And...  just thought I'd pass on my success (the frog's success), she ate one small cricket dusted in rept-boost  :Smile:   yippee!  I dropped the cricket in her mouth while she 'yawned', and miraculously she swallowed it!  I would have attempted another, but she seemed annoyed.  I left a bowl of crickets in her bowl dusted with repashy calcium plus, and just checked, and she hasn't eaten any of those....

I wasn't able to get a photo of her eye, but it basically looks black like the rest of her abrasions.  The black is like a scab?  I wasn't sure because when I gently felt the abrasions, they felt like the rest of her skin.

Thank you both for your help!  I'll see how she does tomorrow night and let you know.  I'll maybe try and plop another cricket in her mouth while she's shedding again?  Just to get more nutrition in her...

xoxoxo
<3

----------


## Lynn

> thanks, heather!
> I never see any shed left, she's surely eating it...
> 
> And...  just thought I'd pass on my success (the frog's success), she ate one small cricket dusted in rept-boost   yippee!  I dropped the cricket in her mouth while she 'yawned', and miraculously she swallowed it!  I would have attempted another, but she seemed annoyed.  I left a bowl of crickets in her bowl dusted with repashy calcium plus, and just checked, and she hasn't eaten any of those....
> 
> I wasn't able to get a photo of her eye, but it basically looks black like the rest of her abrasions.  The black is like a scab?  I wasn't sure because when I gently felt the abrasions, they felt like the rest of her skin.
> 
> Thank you both for your help!  I'll see how she does tomorrow night and let you know.  I'll maybe try and plop another cricket in her mouth while she's shedding again?  Just to get more nutrition in her...
> 
> ...


Oh! I'm so excited. Good for you ! You did it ! 
Lynn

----------


## Heather

You're welcome  :Smile: . Yay! I'm so glad it worked. I'd continue for a day or two and then let her try and eat again.

----------


## Heather

Yes, the black is like a scab. It's actually dead tissue. My frog's skin did the same thing. It will shed off with nice new skin underneath. If I can find pictures I'll show you. It's been a while. I might still have an old one though.

----------


## Colleen/Jerrod

How's your baby doing Bolisnide?

----------


## Lindsey

> How's your baby doing Bolisnide?


Thanks for checking in!
She's doing very well.  I had to drop crickets in her mouth for 2 nights in a row, but is now eating on her own again.  Not as ferociously as before, but she is eating on her own again.  I'll post an updated picture soon.
Her scabs are also doing well.  She is healing, but it is taking a long time (in my opinion), but I suppose that's normal.  Her accident took place two weeks ago on Monday...

----------


## Colleen/Jerrod

> Thanks for checking in!
> She's doing very well.  I had to drop crickets in her mouth for 2 nights in a row, but is now eating on her own again.  Not as ferociously as before, but she is eating on her own again.  I'll post an updated picture soon.

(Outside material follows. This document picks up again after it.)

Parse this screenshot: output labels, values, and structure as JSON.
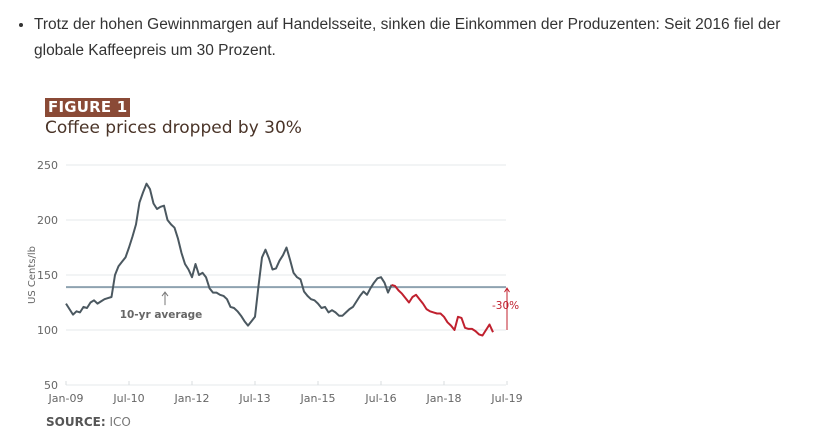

That's good to hear. Lynn is a master of the sneak and feed while the frog is shedding.  :Smile:  Its a good trick.

----------


## Lynn

> Thanks for checking in!
> She's doing very well.  I had to drop crickets in her mouth for 2 nights in a row, but is now eating on her own again.  Not as ferociously as before, but she is eating on her own again.  I'll post an updated picture soon.
> Her scabs are also doing well.  She is healing, but it is taking a long time (in my opinion), but I suppose that's normal.  Her accident took place two weeks ago on Monday...


Hooray ! 
Now you can help other FF members that need help w/ feeding a RE that is under the weather! Congratulations !
They are soooooo needy sometimes. 
Lynn   :Butterfly:

----------


## Heather

Yay! Great job!  :Smile:

----------


## Heather

Here are the phases of Twigs healing.

Twigs wounds...abscesses and bacterial infection. Poor little guy. 


As they were healing, the outer skin died...sorry for the poor picture, but you can see the blackness.



Here is Twigs now...new blue skin grew in underneath and the black sloughed off...

----------


## bill

that is awesome!! i lurked this thread and learned a whole bunch. i am so happy for you that Twigs is doing so much better!! great job!!

----------


## Heather

Thank you  :Smile: .

----------


## Lindsey

> Here are the phases of Twigs healing.
> 
> Twigs wounds...abscesses and bacterial infection. Poor little guy. 
> 
> 
> As they were healing, the outer skin died...sorry for the poor picture, but you can see the blackness.
> 
> 
> 
> Here is Twigs now...new blue skin grew in underneath and the black sloughed off...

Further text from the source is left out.